Die Erinnerung ist noch frisch, dass die niederländische und flämische Literatur 2016 im Mittelpunkt der Frankfurter Buchmesse stand. Doch seitdem ist viel passiert: In den vergangenen acht Jahren hat sich die Welt verändert und eine neue schreibende Generation ist nachgerückt. Und wenn die Welt sich verändert, verändert sich auch die Literatur. Sie muss sich den Themen unserer Zeit stellen, der Erderwärmung, dem globalen Flüchtlingsstrom, dem Krieg in Europa, aber auch der Frage nach Herkunft und Identität. In Leipzig werden diese Veränderungen unter dem Motto „Alles außer flach” präsentiert.

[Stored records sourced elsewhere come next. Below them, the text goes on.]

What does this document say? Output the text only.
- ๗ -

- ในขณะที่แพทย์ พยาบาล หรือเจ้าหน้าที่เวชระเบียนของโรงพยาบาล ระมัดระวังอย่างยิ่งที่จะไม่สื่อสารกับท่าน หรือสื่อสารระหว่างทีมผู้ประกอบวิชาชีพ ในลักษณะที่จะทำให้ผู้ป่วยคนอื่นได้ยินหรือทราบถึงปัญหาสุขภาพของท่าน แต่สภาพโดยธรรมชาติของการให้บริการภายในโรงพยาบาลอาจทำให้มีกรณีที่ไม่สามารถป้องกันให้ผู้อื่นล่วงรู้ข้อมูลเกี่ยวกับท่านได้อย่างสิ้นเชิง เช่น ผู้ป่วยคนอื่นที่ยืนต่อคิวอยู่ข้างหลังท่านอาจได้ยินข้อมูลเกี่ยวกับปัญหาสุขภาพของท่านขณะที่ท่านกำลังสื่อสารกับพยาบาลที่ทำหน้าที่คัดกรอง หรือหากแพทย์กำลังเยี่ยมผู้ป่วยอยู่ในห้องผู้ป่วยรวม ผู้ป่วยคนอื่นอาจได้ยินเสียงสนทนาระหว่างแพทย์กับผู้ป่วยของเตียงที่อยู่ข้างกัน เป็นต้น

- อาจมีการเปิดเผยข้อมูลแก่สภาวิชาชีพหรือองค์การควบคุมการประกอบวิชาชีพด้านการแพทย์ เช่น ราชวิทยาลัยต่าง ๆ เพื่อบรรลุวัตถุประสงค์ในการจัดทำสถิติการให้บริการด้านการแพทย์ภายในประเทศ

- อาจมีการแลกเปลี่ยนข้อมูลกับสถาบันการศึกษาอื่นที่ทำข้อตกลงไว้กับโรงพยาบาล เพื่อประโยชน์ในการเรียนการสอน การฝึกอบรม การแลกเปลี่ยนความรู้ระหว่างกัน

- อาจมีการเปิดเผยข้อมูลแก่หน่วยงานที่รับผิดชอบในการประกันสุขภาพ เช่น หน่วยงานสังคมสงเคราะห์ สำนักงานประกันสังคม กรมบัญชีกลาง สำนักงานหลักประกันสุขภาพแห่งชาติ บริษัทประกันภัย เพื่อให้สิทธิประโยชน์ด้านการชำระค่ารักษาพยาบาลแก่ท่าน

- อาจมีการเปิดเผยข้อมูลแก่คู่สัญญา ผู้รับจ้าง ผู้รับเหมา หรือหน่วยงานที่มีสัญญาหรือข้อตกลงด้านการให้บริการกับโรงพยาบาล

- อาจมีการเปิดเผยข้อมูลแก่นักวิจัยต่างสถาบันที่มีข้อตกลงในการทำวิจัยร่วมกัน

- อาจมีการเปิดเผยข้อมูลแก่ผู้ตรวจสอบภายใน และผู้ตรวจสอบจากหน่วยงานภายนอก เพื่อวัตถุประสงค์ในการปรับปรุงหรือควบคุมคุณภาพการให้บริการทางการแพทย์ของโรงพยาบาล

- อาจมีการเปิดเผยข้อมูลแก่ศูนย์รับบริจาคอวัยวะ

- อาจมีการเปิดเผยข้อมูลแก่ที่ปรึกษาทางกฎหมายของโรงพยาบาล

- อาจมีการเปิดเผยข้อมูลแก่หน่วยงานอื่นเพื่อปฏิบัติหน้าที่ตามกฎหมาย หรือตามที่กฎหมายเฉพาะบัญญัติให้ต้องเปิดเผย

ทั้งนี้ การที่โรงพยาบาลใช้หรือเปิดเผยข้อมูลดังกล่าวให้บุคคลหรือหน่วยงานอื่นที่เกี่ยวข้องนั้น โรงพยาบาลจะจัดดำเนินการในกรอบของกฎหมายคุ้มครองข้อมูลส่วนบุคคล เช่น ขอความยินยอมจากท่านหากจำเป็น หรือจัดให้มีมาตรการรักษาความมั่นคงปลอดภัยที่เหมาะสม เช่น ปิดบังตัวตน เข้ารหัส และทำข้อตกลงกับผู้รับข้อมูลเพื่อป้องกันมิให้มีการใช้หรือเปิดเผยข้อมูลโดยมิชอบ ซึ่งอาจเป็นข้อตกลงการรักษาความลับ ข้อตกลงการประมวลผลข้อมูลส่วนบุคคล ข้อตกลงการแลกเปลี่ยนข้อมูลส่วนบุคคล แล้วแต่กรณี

Charakteristisch für die Arbeit der neuen Autorengeneration ist vor allem ihr persönliches Engagement. Politische Themen wie die Klimakrise, Geschlechtergleichheit, Rassismus und Kolonialismus spielen ganz selbstverständlich eine Rolle in ihren Texten. Aktuelle Ereignisse und Debatten werden ernsthaft thematisiert, doch oft in einem charakteristisch leichten Ton beschrieben und humorvoll kommentiert.
Die Veranstaltungen stellen Neuerscheinungen zu diesen Themen in den Mittelpunkt, regen zu Diskussionen an und schlagen literarische Brücken, indem sie Begegnungen zwischen Autoren aus den Niederlanden & Flandern mit deutschen Kollegen fördern und das Publikum aktiv in Workshop- und Leseformate einbeziehen.
Kinder- und Jugendliteratur aus den Niederlanden und Flandern ist anspruchsvoll, innovativ und spannend: In der internationalen Verlagswelt ist das längst bekannt. Wollen Sie wissen, welche Autoren und Illustratoren gerade den Ton angeben? Und fragen Sie sich, warum hierzulande so auffällig viele gute Kinderbücher gemacht werden? Der Hintergrundartikel Bunt, vielfältig, eigenwillig, der anlässlich des Gastlandauftritts in einer Sonderbeilage von Eselsohr, der renommierten Zeitschrift für Kinder- und Jugendmedien erscheint, gibt dazu Auskunft und bietet eine ebenso spannende wie inspirierende Entdeckungstour durch die niederländischsprachige Kinderbuchwelt.
Nicht zufällig beginnt die Rundreise mit Annie M.G. Schmidt (1911-1995), der womöglich beliebtesten niederländischsprachigen Kinderbuchautorin nach dem Zweiten Weltkrieg. Ihr rebellischer Leibspruch, dass Regeln dazu da sind, gebrochen zu werden – auch die Regeln des Kinderbuches – wird von den Kinderbuchmacher in den Niederlanden & Flandern noch immer gern beherzigt. Anhand lebhafter Beispiele zeigt der Beitrag, wie Annie M.G. Schmidt mit dem ALMA Gewinner Guus Kuijer sowie der heutigen Autoren-Generation verbunden ist. Wie sich diese, ebenso wie ihre illustren Vorgängern, nicht auf Genres festnageln lassen. Mutig durchbrechen sie Tabus und kombinieren dabei leichtfüßig Sprache und Fantasie. Immer weht ein „Kinderbuch-Atem“ durch ihre Werke. Sjoerd Kuyper, Edward van de Vendel, Anna Woltz, Simon van der Geest, Evelien de Vlieger, Marjolijn Hof und Gideon Samson: nur einige wichtige Autoren in einer schier unendlichen Reihe.
Ausgehend von der Frage, wo die Grenze der Vorstellungskraft liegt, hält die niederländische und flämische jungendliterarische Landschaft Schritt mit der Zeit, und es erscheinen immer mehr Bücher, die zur kulturellen Diversität beitragen. Gleichzeitig gibt es weiterhin Raum für die klassische Erzählkunst in der Tradition von Meister-Erzähler Paul Biegel (1925-2006) und Tonke Dragt (*1930), deren Werk jenseits von Zeit und Raum steht. Auch namenhafte Autoren, deren Handelsmarke Eigensinnigkeit ist – wie etwa die „Königin der Sachliteratur für Kinder“, Bibi Dumon Tak, und der literarische Feinschleifer Bart Moeyaert, lassen ihre Stimmen weiterhin hören.
Selbstverständlich hat der Beitrag auch die niederländische und flämische Illustrationskunst im Blick, die einen nicht zu unterschätzenden Beitrag am Entstehen und Status Quo der niederländischsprachigen Kinder- und Jugendliteratur liefert. Dick Bruna (1927-2005), das junge Talent Djenné Fila und viele weitere Künstler passieren die Revue. Ein Abschnitt gilt der flämischen Illustrationskunst, die seit ihrer einzigartigen Blütezeit in den 1990er Jahren unvermindert experimentierfreudig ist.